Yesterday was the February meeting of the Chicago Modern Quilt Guild. We worked on a project making mini quilts to donate to the Alzheimer's Art Quilt Initiative. But truthfully? I didn't sew much at all... it was too much catching up with everyone. :) Thankfully I have gotten a good start on my AAQI quilt already.

Highlights of the CMQG meeting for me? Meeting Sally (finally!). We've been following each other's blogs and chatting back and forth for .... forever! This was her first meeting and it was great to finally meet her in real life! I hope she'll come back to more meetings too!

Another highlight of the meeting was .... Seeing a copy of Jacquie's new book!!!!!!! It was so sweet to see how excited and proud of it she is. And it's always inspiring to see the work of an artist who I really respect, but also is so much in the style that I'd love to achieve so seamlessly. I always fret over being too simplistic in my quilts but don't seem to find the balance always. Jacquie's quilts have that balance. I'll be buying that book when it's available!

And.... Emily and I swapped our {Modern} Robin quilts again! I'm so excited about the borders she added to mine! These are coming along really nicely! I am loving them so far!
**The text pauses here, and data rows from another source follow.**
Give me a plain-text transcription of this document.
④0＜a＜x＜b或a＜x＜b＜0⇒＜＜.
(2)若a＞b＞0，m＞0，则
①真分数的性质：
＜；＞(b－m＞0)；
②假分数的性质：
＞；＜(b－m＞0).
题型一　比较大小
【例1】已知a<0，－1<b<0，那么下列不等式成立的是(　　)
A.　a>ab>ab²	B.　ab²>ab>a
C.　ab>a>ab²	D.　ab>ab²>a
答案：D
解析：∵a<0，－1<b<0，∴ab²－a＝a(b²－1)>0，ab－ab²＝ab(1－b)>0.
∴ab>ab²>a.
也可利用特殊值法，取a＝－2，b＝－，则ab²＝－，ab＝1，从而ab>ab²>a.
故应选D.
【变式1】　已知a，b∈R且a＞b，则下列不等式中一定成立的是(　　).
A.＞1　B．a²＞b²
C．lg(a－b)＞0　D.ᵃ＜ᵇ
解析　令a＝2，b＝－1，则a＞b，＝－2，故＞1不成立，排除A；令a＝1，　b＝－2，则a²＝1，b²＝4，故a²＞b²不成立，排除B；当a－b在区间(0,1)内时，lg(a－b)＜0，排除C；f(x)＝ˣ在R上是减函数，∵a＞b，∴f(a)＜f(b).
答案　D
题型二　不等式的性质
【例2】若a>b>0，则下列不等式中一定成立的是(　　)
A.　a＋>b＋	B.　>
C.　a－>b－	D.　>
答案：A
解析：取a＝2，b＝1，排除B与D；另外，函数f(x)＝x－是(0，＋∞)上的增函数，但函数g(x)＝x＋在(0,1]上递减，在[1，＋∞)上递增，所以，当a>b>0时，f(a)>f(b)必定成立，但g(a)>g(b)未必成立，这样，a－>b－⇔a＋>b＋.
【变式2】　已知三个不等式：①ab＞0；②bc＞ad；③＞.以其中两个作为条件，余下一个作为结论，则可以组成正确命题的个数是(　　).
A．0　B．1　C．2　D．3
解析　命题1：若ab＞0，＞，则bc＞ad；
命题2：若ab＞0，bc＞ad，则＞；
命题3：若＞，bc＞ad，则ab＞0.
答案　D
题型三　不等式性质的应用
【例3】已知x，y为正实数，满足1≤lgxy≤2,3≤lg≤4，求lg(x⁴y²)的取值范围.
I have no idea what I'm going to add to it next though! ... maybe some Kona Curry? lol... Always curry.

Friday, February 24, 2012

Dear no-reply-blogger,

I'd like to thank a no-reply-blogger, iguanabanana, for making my day today. :) 

Thanks for the self esteem boost left on a blog post from a year and a half ago. 

You totally made my day! 

Don't you love when things like that happen?

Wednesday, February 22, 2012

DQS12 - in progress!

I've been making some progress on my Doll Quilt Swap quilt. I've got some lofty goals for this one, and I hope my partner likes it! Here are my initial sketches:

Starting with a small NY beauty block in the center, I'll then start adding borders. Finally ending with a larger circle of flying geese. I think I'd like this quilt to end round, but we'll see what the quilt tells me while I'm working on it!

So far the center is a 7" NY Beauty. It could have been a bit smaller if you ask me, but I didn't want to fiddle with trying to reduce the pattern any more than by 75% If you're wondering, I printed the pattern from this site. I used the first block on the page, and printed 4 pages per sheet (thus reducing it to 1/4th of the original size). I used freezer paper ironed to the wrong side of the small middle sections to control them while sewing the arcs together. I didn't do it perfectly ... there are a couple tiny puckers... but I think it'll come out in the quilting. 

Here are the hexies I made in preparation for the later rounds of the quilt... there are quite a few of them. I hope my partner likes bright fun colors with a splash of grey!

I am excited to work on this more tonight!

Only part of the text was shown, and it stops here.